Legislative Council - Fifty-Fifth Parliament, First Session (55-1)
2025-10-16 Daily Xml

Contents

Closing the Gap Implementation Plan

The Hon. T.A. FRANKS (15:02): I seek leave to make a brief explanation before addressing a question to the Minister for Aboriginal Affairs on the topic of the role of land in our South Australian Closing the Gap Implementation Plan.

Leave granted.

The Hon. T.A. FRANKS: The Aboriginal Lands Trust has this week made public comment, raising their concern that, as it currently stands, the role of landholding bodies, such as the Aboriginal Lands Trust, has not been included in our South Australian Closing the Gap Implementation Plan, despite the importance, of course, of land as a foundation for health, wellbeing, economic participation and cultural continuity. My question to the minister therefore is: what has or will the Malinauskas government do to ensure that the contributions of landholding bodies, such as the ALT and others, are better recognised and embedded in our state's Closing the Gap efforts and specifically in our Closing the Gap Implementation Plan?

The Hon. K.J. MAHER (Deputy Premier, Minister for Aboriginal Affairs, Attorney-General, Minister for Industrial Relations and Public Sector, Special Minister of State) (15:03): I thank the honourable member for her question. Certainly, the role that can be played by the care and control that Aboriginal people and Aboriginal groups and communities have over land is a central feature of the economic empowerment of Aboriginal people.

There is a saying in relation to Aboriginal people's care and control of land that many Aboriginal people are land rich but dirt poor. The ALT, for example, has invested in I think about half a million hectares of land. A vast percentage, and I think it's now a majority of the percentage, of the South Australian land mass has native title determinations over it.

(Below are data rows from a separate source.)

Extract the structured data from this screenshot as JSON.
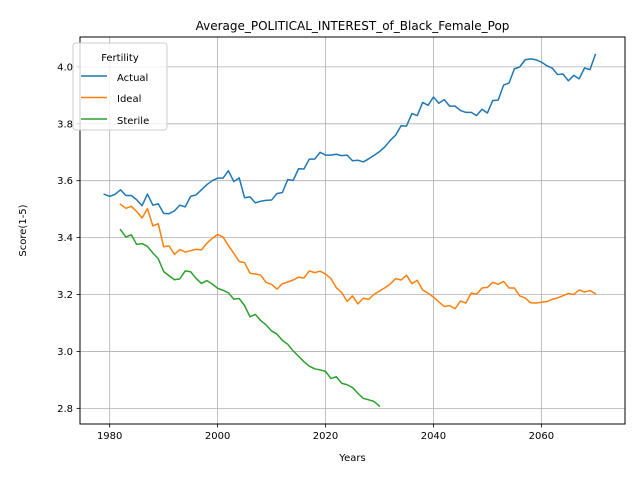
{
  "chart_data": {
    "type": "line",
    "title": "Average_POLITICAL_INTEREST_of_Black_Female_Pop",
    "xlabel": "Years",
    "ylabel": "Score(1-5)",
    "xlim": [
      1974.5,
      2075.5
    ],
    "ylim": [
      2.745,
      4.105
    ],
    "xticks": [
      1980,
      2000,
      2020,
      2040,
      2060
    ],
    "yticks": [
      2.8,
      3.0,
      3.2,
      3.4,
      3.6,
      3.8,
      4.0
    ],
    "xtick_labels": [
      "1980",
      "2000",
      "2020",
      "2040",
      "2060"
    ],
    "ytick_labels": [
      "2.8",
      "3.0",
      "3.2",
      "3.4",
      "3.6",
      "3.8",
      "4.0"
    ],
    "grid": true,
    "legend": {
      "title": "Fertility",
      "position": "top-left"
    },
    "series": [
      {
        "name": "Actual",
        "color": "#1f77b4",
        "x_start": 1979,
        "values": [
          3.552,
          3.545,
          3.552,
          3.568,
          3.548,
          3.548,
          3.533,
          3.512,
          3.553,
          3.514,
          3.519,
          3.485,
          3.484,
          3.494,
          3.514,
          3.508,
          3.545,
          3.55,
          3.568,
          3.586,
          3.6,
          3.609,
          3.609,
          3.635,
          3.597,
          3.61,
          3.54,
          3.543,
          3.522,
          3.528,
          3.531,
          3.532,
          3.555,
          3.558,
          3.604,
          3.601,
          3.642,
          3.641,
          3.676,
          3.676,
          3.7,
          3.69,
          3.69,
          3.693,
          3.688,
          3.69,
          3.67,
          3.672,
          3.666,
          3.677,
          3.689,
          3.702,
          3.719,
          3.742,
          3.76,
          3.793,
          3.792,
          3.836,
          3.829,
          3.875,
          3.865,
          3.894,
          3.872,
          3.885,
          3.862,
          3.862,
          3.847,
          3.84,
          3.84,
          3.829,
          3.851,
          3.838,
          3.882,
          3.883,
          3.936,
          3.943,
          3.993,
          4.0,
          4.025,
          4.028,
          4.025,
          4.017,
          4.004,
          3.996,
          3.973,
          3.975,
          3.951,
          3.97,
          3.958,
          3.996,
          3.99,
          4.043
        ]
      },
      {
        "name": "Ideal",
        "color": "#ff7f0e",
        "x_start": 1982,
        "values": [
          3.517,
          3.503,
          3.51,
          3.492,
          3.469,
          3.502,
          3.441,
          3.449,
          3.368,
          3.371,
          3.341,
          3.358,
          3.349,
          3.354,
          3.359,
          3.357,
          3.38,
          3.397,
          3.411,
          3.402,
          3.372,
          3.345,
          3.316,
          3.312,
          3.275,
          3.272,
          3.268,
          3.242,
          3.236,
          3.219,
          3.238,
          3.244,
          3.251,
          3.261,
          3.258,
          3.283,
          3.277,
          3.282,
          3.272,
          3.256,
          3.224,
          3.207,
          3.176,
          3.195,
          3.167,
          3.187,
          3.183,
          3.201,
          3.212,
          3.224,
          3.237,
          3.256,
          3.251,
          3.268,
          3.238,
          3.25,
          3.216,
          3.205,
          3.191,
          3.174,
          3.158,
          3.161,
          3.15,
          3.177,
          3.17,
          3.205,
          3.201,
          3.223,
          3.225,
          3.243,
          3.236,
          3.246,
          3.223,
          3.223,
          3.195,
          3.188,
          3.171,
          3.17,
          3.173,
          3.175,
          3.183,
          3.188,
          3.196,
          3.204,
          3.2,
          3.216,
          3.209,
          3.214,
          3.203
        ]
      },
      {
        "name": "Sterile",
        "color": "#2ca02c",
        "x_start": 1982,
        "values": [
          3.428,
          3.402,
          3.41,
          3.376,
          3.379,
          3.369,
          3.346,
          3.326,
          3.281,
          3.266,
          3.252,
          3.255,
          3.283,
          3.28,
          3.257,
          3.239,
          3.249,
          3.237,
          3.222,
          3.215,
          3.206,
          3.184,
          3.186,
          3.161,
          3.122,
          3.13,
          3.108,
          3.093,
          3.072,
          3.061,
          3.039,
          3.025,
          3.002,
          2.983,
          2.964,
          2.948,
          2.939,
          2.935,
          2.93,
          2.905,
          2.911,
          2.888,
          2.883,
          2.873,
          2.853,
          2.835,
          2.83,
          2.824,
          2.808
        ]
      }
    ]
  }
}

It is something I have said recently in speeches—as late as this week at the South Australian Aboriginal business showcase—that I firmly believe, and there are many others, that the next wave of Aboriginal empowerment is an economic rights agenda. Making sure that the interest in land can be used for economic empowerment for Aboriginal people is a centrally important area.

I am happy to take it on notice to see the parties to the current Closing the Gap refresh, which, from memory—it was 2018 or 2019 I think that the current 17 socio-economic targets were decided on and as a joint enterprise between governments, commonwealth and state and territory governments, and the Coalition of Peaks, the peak bodies representing a whole range of different areas.

I am not sure if landholding authorities feature in the Coalition of Peaks in other jurisdictions. It might be that in the Northern Territory, where there are commonwealth statutory landholding authorities such as the central and northern land councils, there might be some input, but I am happy to take that on notice and go away and have a look.